I liked his work, admired his storytelling. I was intrigued by his life. And I learned from him.
A free man, he could take off on the idle suggestion of a near-stranger. A one-line telegram— Have gone to Patagonia—served as notice at work. He had a large social crowd, arty friends, some of whom he met where he began, at Sotheby’s London. By the time he quit, he was a director and an expert in Impressionism. And only after that, he began to write.

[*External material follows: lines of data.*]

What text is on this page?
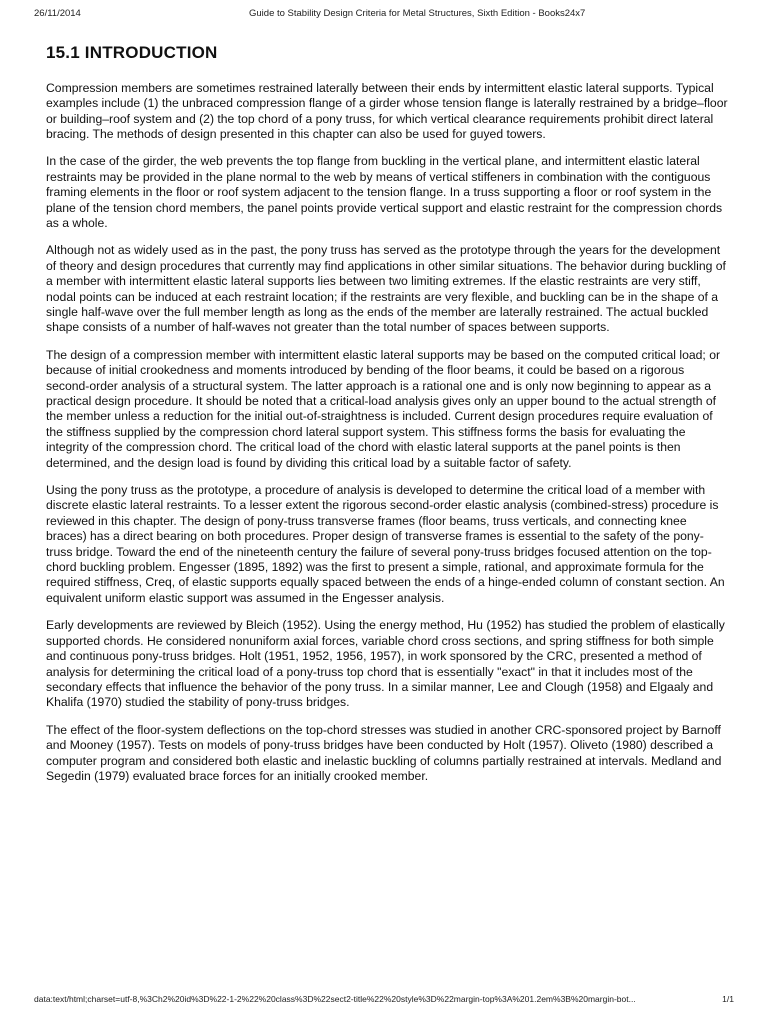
26/11/2014	Guide to Stability Design Criteria for Metal Structures, Sixth Edition - Books24x7
15.1 INTRODUCTION

Compression members are sometimes restrained laterally between their ends by intermittent elastic lateral supports. Typical examples include (1) the unbraced compression flange of a girder whose tension flange is laterally restrained by a bridge–floor or building–roof system and (2) the top chord of a pony truss, for which vertical clearance requirements prohibit direct lateral bracing. The methods of design presented in this chapter can also be used for guyed towers.

In the case of the girder, the web prevents the top flange from buckling in the vertical plane, and intermittent elastic lateral restraints may be provided in the plane normal to the web by means of vertical stiffeners in combination with the contiguous framing elements in the floor or roof system adjacent to the tension flange. In a truss supporting a floor or roof system in the plane of the tension chord members, the panel points provide vertical support and elastic restraint for the compression chords as a whole.

Although not as widely used as in the past, the pony truss has served as the prototype through the years for the development of theory and design procedures that currently may find applications in other similar situations. The behavior during buckling of a member with intermittent elastic lateral supports lies between two limiting extremes. If the elastic restraints are very stiff, nodal points can be induced at each restraint location; if the restraints are very flexible, and buckling can be in the shape of a single half-wave over the full member length as long as the ends of the member are laterally restrained. The actual buckled shape consists of a number of half-waves not greater than the total number of spaces between supports.

The design of a compression member with intermittent elastic lateral supports may be based on the computed critical load; or because of initial crookedness and moments introduced by bending of the floor beams, it could be based on a rigorous second-order analysis of a structural system. The latter approach is a rational one and is only now beginning to appear as a practical design procedure. It should be noted that a critical-load analysis gives only an upper bound to the actual strength of the member unless a reduction for the initial out-of-straightness is included. Current design procedures require evaluation of the stiffness supplied by the compression chord lateral support system. This stiffness forms the basis for evaluating the integrity of the compression chord. The critical load of the chord with elastic lateral supports at the panel points is then determined, and the design load is found by dividing this critical load by a suitable factor of safety.

Using the pony truss as the prototype, a procedure of analysis is developed to determine the critical load of a member with discrete elastic lateral restraints. To a lesser extent the rigorous second-order elastic analysis (combined-stress) procedure is reviewed in this chapter. The design of pony-truss transverse frames (floor beams, truss verticals, and connecting knee braces) has a direct bearing on both procedures. Proper design of transverse frames is essential to the safety of the pony-truss bridge. Toward the end of the nineteenth century the failure of several pony-truss bridges focused attention on the top-chord buckling problem. Engesser (1895, 1892) was the first to present a simple, rational, and approximate formula for the required stiffness, Creq, of elastic supports equally spaced between the ends of a hinge-ended column of constant section. An equivalent uniform elastic support was assumed in the Engesser analysis.

Early developments are reviewed by Bleich (1952). Using the energy method, Hu (1952) has studied the problem of elastically supported chords. He considered nonuniform axial forces, variable chord cross sections, and spring stiffness for both simple and continuous pony-truss bridges. Holt (1951, 1952, 1956, 1957), in work sponsored by the CRC, presented a method of analysis for determining the critical load of a pony-truss top chord that is essentially "exact" in that it includes most of the secondary effects that influence the behavior of the pony truss. In a similar manner, Lee and Clough (1958) and Elgaaly and Khalifa (1970) studied the stability of pony-truss bridges.

The effect of the floor-system deflections on the top-chord stresses was studied in another CRC-sponsored project by Barnoff and Mooney (1957). Tests on models of pony-truss bridges have been conducted by Holt (1957). Oliveto (1980) described a computer program and considered both elastic and inelastic buckling of columns partially restrained at intervals. Medland and Segedin (1979) evaluated brace forces for an initially crooked member.

data:text/html;charset=utf-8,%3Ch2%20id%3D%22-1-2%22%20class%3D%22sect2-title%22%20style%3D%22margin-top%3A%201.2em%3B%20margin-bot...	1/1
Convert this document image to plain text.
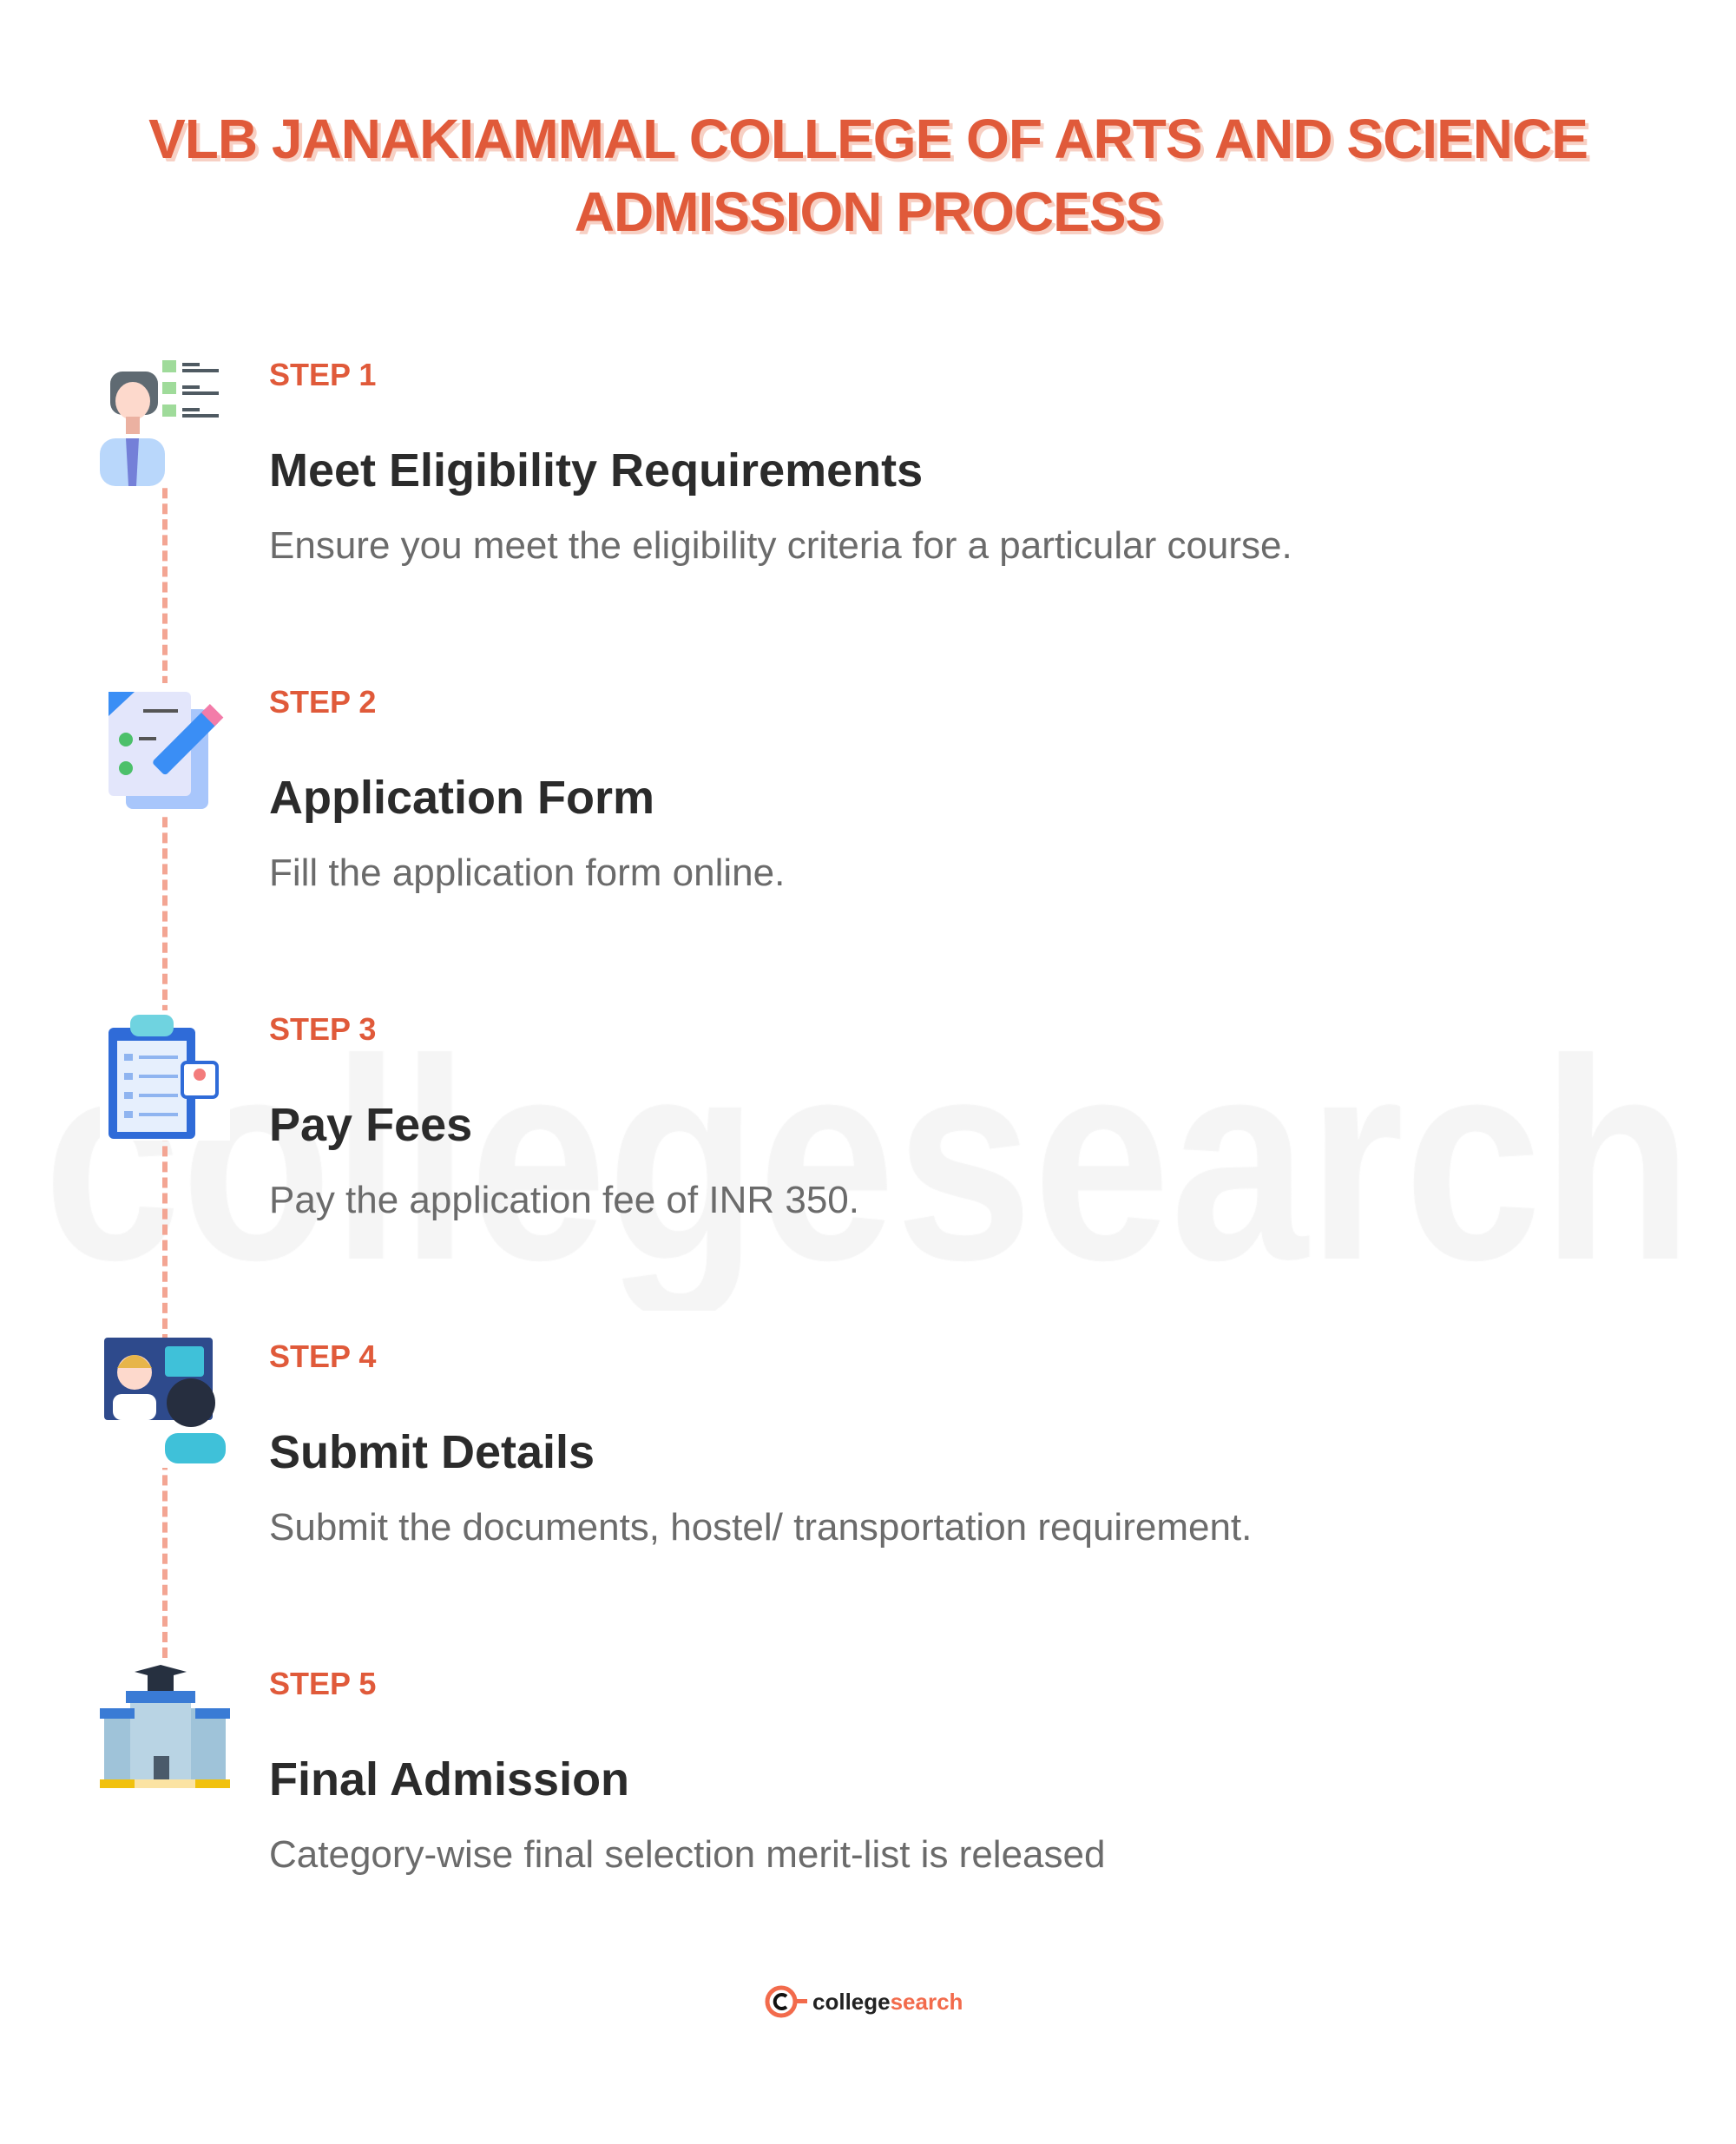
VLB JANAKIAMMAL COLLEGE OF ARTS AND SCIENCE
ADMISSION PROCESS
STEP 1
Meet Eligibility Requirements
Ensure you meet the eligibility criteria for a particular course.
STEP 2
Application Form
Fill the application form online.
STEP 3
Pay Fees
Pay the application fee of INR 350.
STEP 4
Submit Details
Submit the documents, hostel/ transportation requirement.
STEP 5
Final Admission
Category-wise final selection merit-list is released
college search
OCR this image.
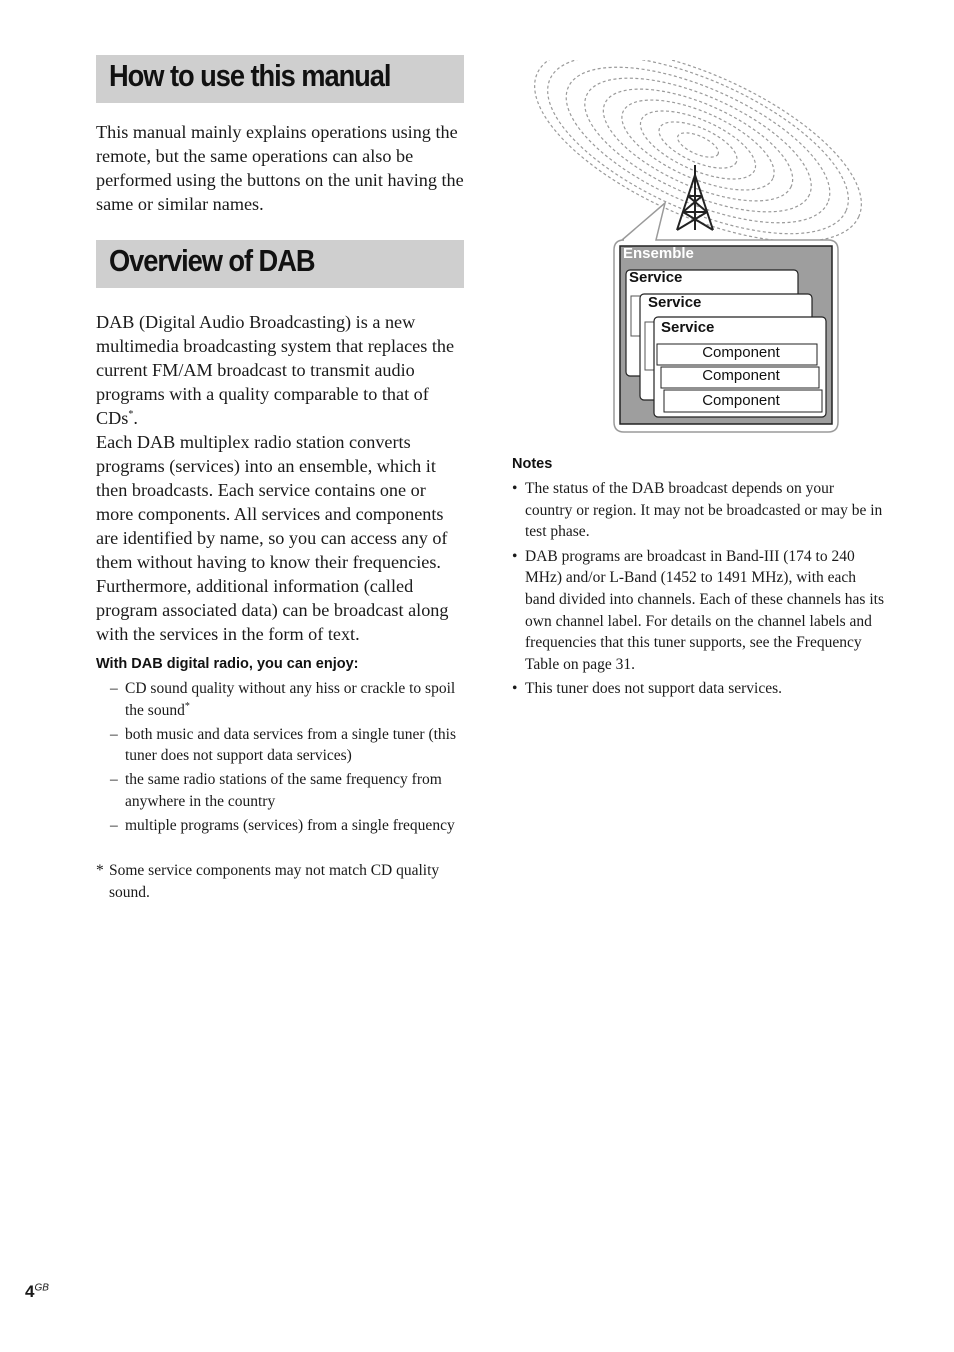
How to use this manual

This manual mainly explains operations using the remote, but the same operations can also be performed using the buttons on the unit having the same or similar names.

Overview of DAB

DAB (Digital Audio Broadcasting) is a new multimedia broadcasting system that replaces the current FM/AM broadcast to transmit audio programs with a quality comparable to that of CDs*.

Each DAB multiplex radio station converts programs (services) into an ensemble, which it then broadcasts. Each service contains one or more components. All services and components are identified by name, so you can access any of them without having to know their frequencies. Furthermore, additional information (called program associated data) can be broadcast along with the services in the form of text.

With DAB digital radio, you can enjoy:
– CD sound quality without any hiss or crackle to spoil the sound*
– both music and data services from a single tuner (this tuner does not support data services)
– the same radio stations of the same frequency from anywhere in the country
– multiple programs (services) from a single frequency
* Some service components may not match CD quality sound.
Ensemble
Service
Service
Service
Component
Component
Component
Notes
• The status of the DAB broadcast depends on your country or region. It may not be broadcasted or may be in test phase.
• DAB programs are broadcast in Band-III (174 to 240 MHz) and/or L-Band (1452 to 1491 MHz), with each band divided into channels. Each of these channels has its own channel label. For details on the channel labels and frequencies that this tuner supports, see the Frequency Table on page 31.
• This tuner does not support data services.
$4^{GB}$
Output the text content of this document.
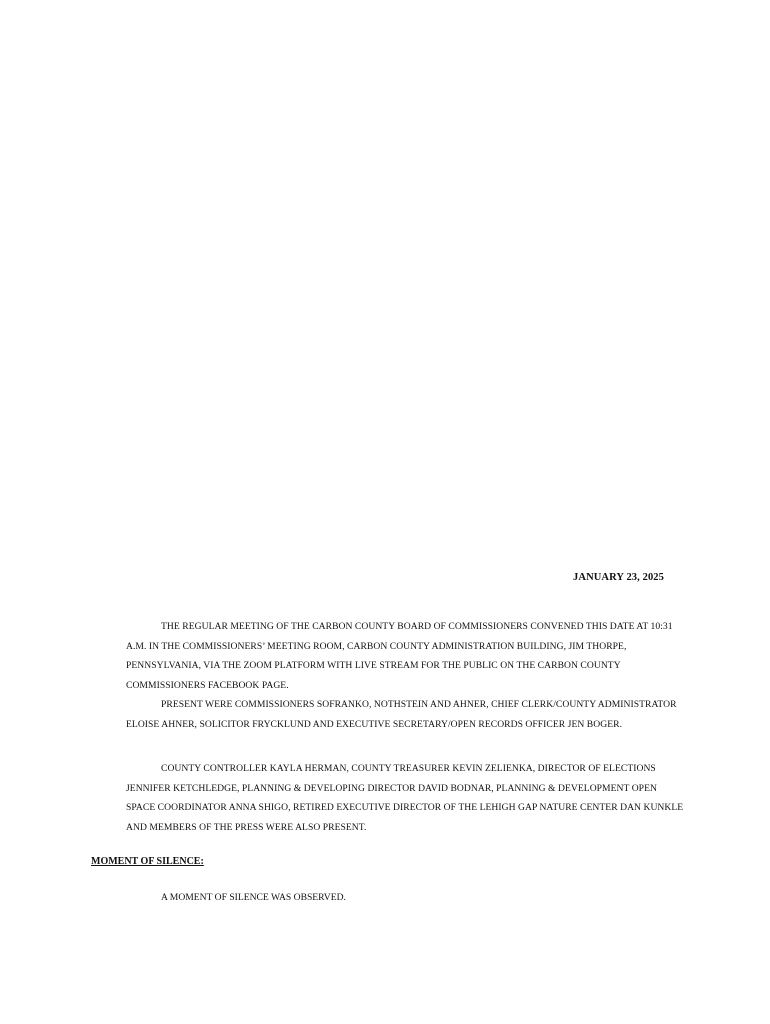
JANUARY 23, 2025

THE REGULAR MEETING OF THE CARBON COUNTY BOARD OF COMMISSIONERS CONVENED THIS DATE AT 10:31 A.M. IN THE COMMISSIONERS’ MEETING ROOM, CARBON COUNTY ADMINISTRATION BUILDING, JIM THORPE, PENNSYLVANIA, VIA THE ZOOM PLATFORM WITH LIVE STREAM FOR THE PUBLIC ON THE CARBON COUNTY COMMISSIONERS FACEBOOK PAGE.

PRESENT WERE COMMISSIONERS SOFRANKO, NOTHSTEIN AND AHNER, CHIEF CLERK/COUNTY ADMINISTRATOR ELOISE AHNER, SOLICITOR FRYCKLUND AND EXECUTIVE SECRETARY/OPEN RECORDS OFFICER JEN BOGER.

COUNTY CONTROLLER KAYLA HERMAN, COUNTY TREASURER KEVIN ZELIENKA, DIRECTOR OF ELECTIONS JENNIFER KETCHLEDGE, PLANNING & DEVELOPING DIRECTOR DAVID BODNAR, PLANNING & DEVELOPMENT OPEN SPACE COORDINATOR ANNA SHIGO, RETIRED EXECUTIVE DIRECTOR OF THE LEHIGH GAP NATURE CENTER DAN KUNKLE AND MEMBERS OF THE PRESS WERE ALSO PRESENT.

MOMENT OF SILENCE:
A MOMENT OF SILENCE WAS OBSERVED.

As if with wings, he took off—Africa, South America, Australia. To lose a passport was an inconvenience, he said, but to lose a notebook—the small, black Moleskines to which he was devoted—was a catastrophe.
And if, as some say, he blurred the line at times between fantasy and reality, I put it to his wings.
They took him places, allowed him to see the world with his stranger’s eyes. What could have been, what might have been, what maybe even was if you looked at it from a certain perspective—Chatwin laid it out.
“[N]ot a half truth, but a truth and a half,” said his biographer, a perfect description of what a free man can write.
He died in 1989 in southern France, at age 48, of AIDS.
When I think of him, when I come across, say, a Mercury dime, I ask myself: How free am I?
Photo credit: Coinpage.com
Photo credit for Chatwin: unknown; widely used
Although most commonly referred to as the Mercury dime, the coin does not depict the Roman messenger god but the goddess Liberty wearing a Phrygian cap, a classic symbol of liberty, with its wings intended to symbolize freedom of thought.